Bien sûr, l’offre de ski en ce début de saison est plutôt limitée puisque seulement quelques pistes sont ouvertes, mais il faut avouer que les conditions de neige sont, au dire de toute la famille, plus que satisfaisantes. La station est desservie par de nombreux canons à neige et on comprend rapidement que les équipes d’entretiens sont de véritables professionnelles, qui arrivent à maintenir une couche appréciable de neige dans un environnement presque urbain, sans négliger la qualité. J’avoue que j’ai souvent l’impression que les stations utilisent la neige artificielle  de façon abusive en début de saison et on se contente de faire une base glacée, la plus compacte possible, ce qui permet d’étendre la couverture et d’ouvrir plus de pistes, mais qui ne fournit pas une base de glisse agréable pour les usagers. Ici, c’est tout le contraire, on a droit à une petite poudre sur surface damée, ce qui est assez extraordinaire pour un 18 novembre, surtout quand on skie en admirant la ville de Montréal, qui vient découper le paysage du haut de la chaise principale, un quadruple débrayable rapide et très confortable, ce que Gabriel apprécie grandement. Il faut dire que le cadet de la famille commente l’embarquement à chaque fois qu’il emprunte une chaise, et qu’il a tôt fait de classer la remontée dans une liste imaginaire qui comporte deux colonnes, soit « j’aime » ou «  j’n’aime pas », ce qui peut avoir une forte incidence sur son appréciation d’une station.

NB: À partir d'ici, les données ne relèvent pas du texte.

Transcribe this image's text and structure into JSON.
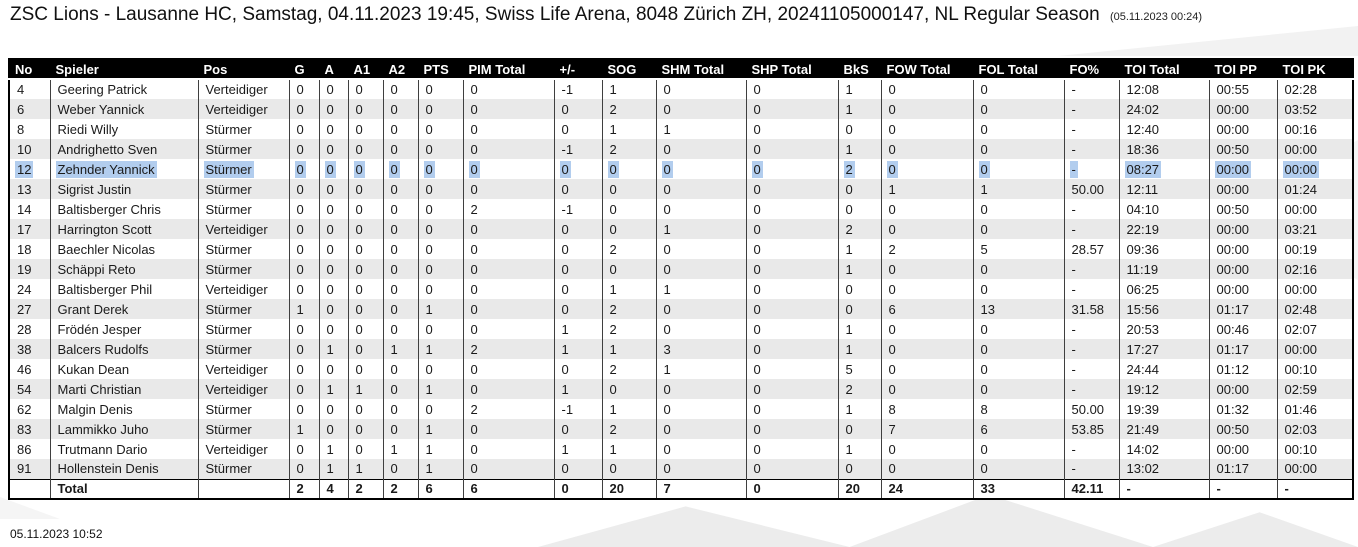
{
  "title": {
    "main": "ZSC Lions - Lausanne HC, Samstag, 04.11.2023 19:45, Swiss Life Arena, 8048 Zürich ZH, 20241105000147, NL Regular Season",
    "generated_timestamp": "(05.11.2023 00:24)"
  },
  "footer": {
    "printed_timestamp": "05.11.2023 10:52"
  },
  "colors": {
    "header_background": "#000000",
    "header_text": "#ffffff",
    "alt_row_background": "#e9e9e9",
    "selection_highlight": "#b2cdee"
  },
  "table": {
    "columns": [
      "No",
      "Spieler",
      "Pos",
      "G",
      "A",
      "A1",
      "A2",
      "PTS",
      "PIM Total",
      "+/-",
      "SOG",
      "SHM Total",
      "SHP Total",
      "BkS",
      "FOW Total",
      "FOL Total",
      "FO%",
      "TOI Total",
      "TOI PP",
      "TOI PK"
    ],
    "selected_player": "Zehnder Yannick",
    "rows": [
      [
        "4",
        "Geering Patrick",
        "Verteidiger",
        "0",
        "0",
        "0",
        "0",
        "0",
        "0",
        "-1",
        "1",
        "0",
        "0",
        "1",
        "0",
        "0",
        "-",
        "12:08",
        "00:55",
        "02:28"
      ],
      [
        "6",
        "Weber Yannick",
        "Verteidiger",
        "0",
        "0",
        "0",
        "0",
        "0",
        "0",
        "0",
        "2",
        "0",
        "0",
        "1",
        "0",
        "0",
        "-",
        "24:02",
        "00:00",
        "03:52"
      ],
      [
        "8",
        "Riedi Willy",
        "Stürmer",
        "0",
        "0",
        "0",
        "0",
        "0",
        "0",
        "0",
        "1",
        "1",
        "0",
        "0",
        "0",
        "0",
        "-",
        "12:40",
        "00:00",
        "00:16"
      ],
      [
        "10",
        "Andrighetto Sven",
        "Stürmer",
        "0",
        "0",
        "0",
        "0",
        "0",
        "0",
        "-1",
        "2",
        "0",
        "0",
        "1",
        "0",
        "0",
        "-",
        "18:36",
        "00:50",
        "00:00"
      ],
      [
        "12",
        "Zehnder Yannick",
        "Stürmer",
        "0",
        "0",
        "0",
        "0",
        "0",
        "0",
        "0",
        "0",
        "0",
        "0",
        "2",
        "0",
        "0",
        "-",
        "08:27",
        "00:00",
        "00:00"
      ],
      [
        "13",
        "Sigrist Justin",
        "Stürmer",
        "0",
        "0",
        "0",
        "0",
        "0",
        "0",
        "0",
        "0",
        "0",
        "0",
        "0",
        "1",
        "1",
        "50.00",
        "12:11",
        "00:00",
        "01:24"
      ],
      [
        "14",
        "Baltisberger Chris",
        "Stürmer",
        "0",
        "0",
        "0",
        "0",
        "0",
        "2",
        "-1",
        "0",
        "0",
        "0",
        "0",
        "0",
        "0",
        "-",
        "04:10",
        "00:50",
        "00:00"
      ],
      [
        "17",
        "Harrington Scott",
        "Verteidiger",
        "0",
        "0",
        "0",
        "0",
        "0",
        "0",
        "0",
        "0",
        "1",
        "0",
        "2",
        "0",
        "0",
        "-",
        "22:19",
        "00:00",
        "03:21"
      ],
      [
        "18",
        "Baechler Nicolas",
        "Stürmer",
        "0",
        "0",
        "0",
        "0",
        "0",
        "0",
        "0",
        "2",
        "0",
        "0",
        "1",
        "2",
        "5",
        "28.57",
        "09:36",
        "00:00",
        "00:19"
      ],
      [
        "19",
        "Schäppi Reto",
        "Stürmer",
        "0",
        "0",
        "0",
        "0",
        "0",
        "0",
        "0",
        "0",
        "0",
        "0",
        "1",
        "0",
        "0",
        "-",
        "11:19",
        "00:00",
        "02:16"
      ],
      [
        "24",
        "Baltisberger Phil",
        "Verteidiger",
        "0",
        "0",
        "0",
        "0",
        "0",
        "0",
        "0",
        "1",
        "1",
        "0",
        "0",
        "0",
        "0",
        "-",
        "06:25",
        "00:00",
        "00:00"
      ],
      [
        "27",
        "Grant Derek",
        "Stürmer",
        "1",
        "0",
        "0",
        "0",
        "1",
        "0",
        "0",
        "2",
        "0",
        "0",
        "0",
        "6",
        "13",
        "31.58",
        "15:56",
        "01:17",
        "02:48"
      ],
      [
        "28",
        "Frödén Jesper",
        "Stürmer",
        "0",
        "0",
        "0",
        "0",
        "0",
        "0",
        "1",
        "2",
        "0",
        "0",
        "1",
        "0",
        "0",
        "-",
        "20:53",
        "00:46",
        "02:07"
      ],
      [
        "38",
        "Balcers Rudolfs",
        "Stürmer",
        "0",
        "1",
        "0",
        "1",
        "1",
        "2",
        "1",
        "1",
        "3",
        "0",
        "1",
        "0",
        "0",
        "-",
        "17:27",
        "01:17",
        "00:00"
      ],
      [
        "46",
        "Kukan Dean",
        "Verteidiger",
        "0",
        "0",
        "0",
        "0",
        "0",
        "0",
        "0",
        "2",
        "1",
        "0",
        "5",
        "0",
        "0",
        "-",
        "24:44",
        "01:12",
        "00:10"
      ],
      [
        "54",
        "Marti Christian",
        "Verteidiger",
        "0",
        "1",
        "1",
        "0",
        "1",
        "0",
        "1",
        "0",
        "0",
        "0",
        "2",
        "0",
        "0",
        "-",
        "19:12",
        "00:00",
        "02:59"
      ],
      [
        "62",
        "Malgin Denis",
        "Stürmer",
        "0",
        "0",
        "0",
        "0",
        "0",
        "2",
        "-1",
        "1",
        "0",
        "0",
        "1",
        "8",
        "8",
        "50.00",
        "19:39",
        "01:32",
        "01:46"
      ],
      [
        "83",
        "Lammikko Juho",
        "Stürmer",
        "1",
        "0",
        "0",
        "0",
        "1",
        "0",
        "0",
        "2",
        "0",
        "0",
        "0",
        "7",
        "6",
        "53.85",
        "21:49",
        "00:50",
        "02:03"
      ],
      [
        "86",
        "Trutmann Dario",
        "Verteidiger",
        "0",
        "1",
        "0",
        "1",
        "1",
        "0",
        "1",
        "1",
        "0",
        "0",
        "1",
        "0",
        "0",
        "-",
        "14:02",
        "00:00",
        "00:10"
      ],
      [
        "91",
        "Hollenstein Denis",
        "Stürmer",
        "0",
        "1",
        "1",
        "0",
        "1",
        "0",
        "0",
        "0",
        "0",
        "0",
        "0",
        "0",
        "0",
        "-",
        "13:02",
        "01:17",
        "00:00"
      ]
    ],
    "total_row": [
      "",
      "Total",
      "",
      "2",
      "4",
      "2",
      "2",
      "6",
      "6",
      "0",
      "20",
      "7",
      "0",
      "20",
      "24",
      "33",
      "42.11",
      "-",
      "-",
      "-"
    ]
  }
}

Ski Saint-Bruno a donc passé le test au niveau des installations, et ce haut la main. Bien qu’on voudrait une meilleure dénivelée et des descentes un peu plus longues, toute la famille se satisfait de ces premiers moments de la saison sur la neige et Xavier s’efforce même de « tester » ces nouveaux skis en cherchant les bosses qui lui permettent de s’envoler, modestement, et de tenter quelques 180 degrés bien sentis, comme dans tous ces vidéos YouTube qui ont nourri sa passion au cours des derniers mois et qui lui font rêver aux Rocheuses ou aux Alpes. On se contente de ce qu’on a sous la main et c’est sans gêne que je recommande cette station quand on a envie de se délier les muscles ou qu’il est temps d’initier les petits au plus beau sport du monde.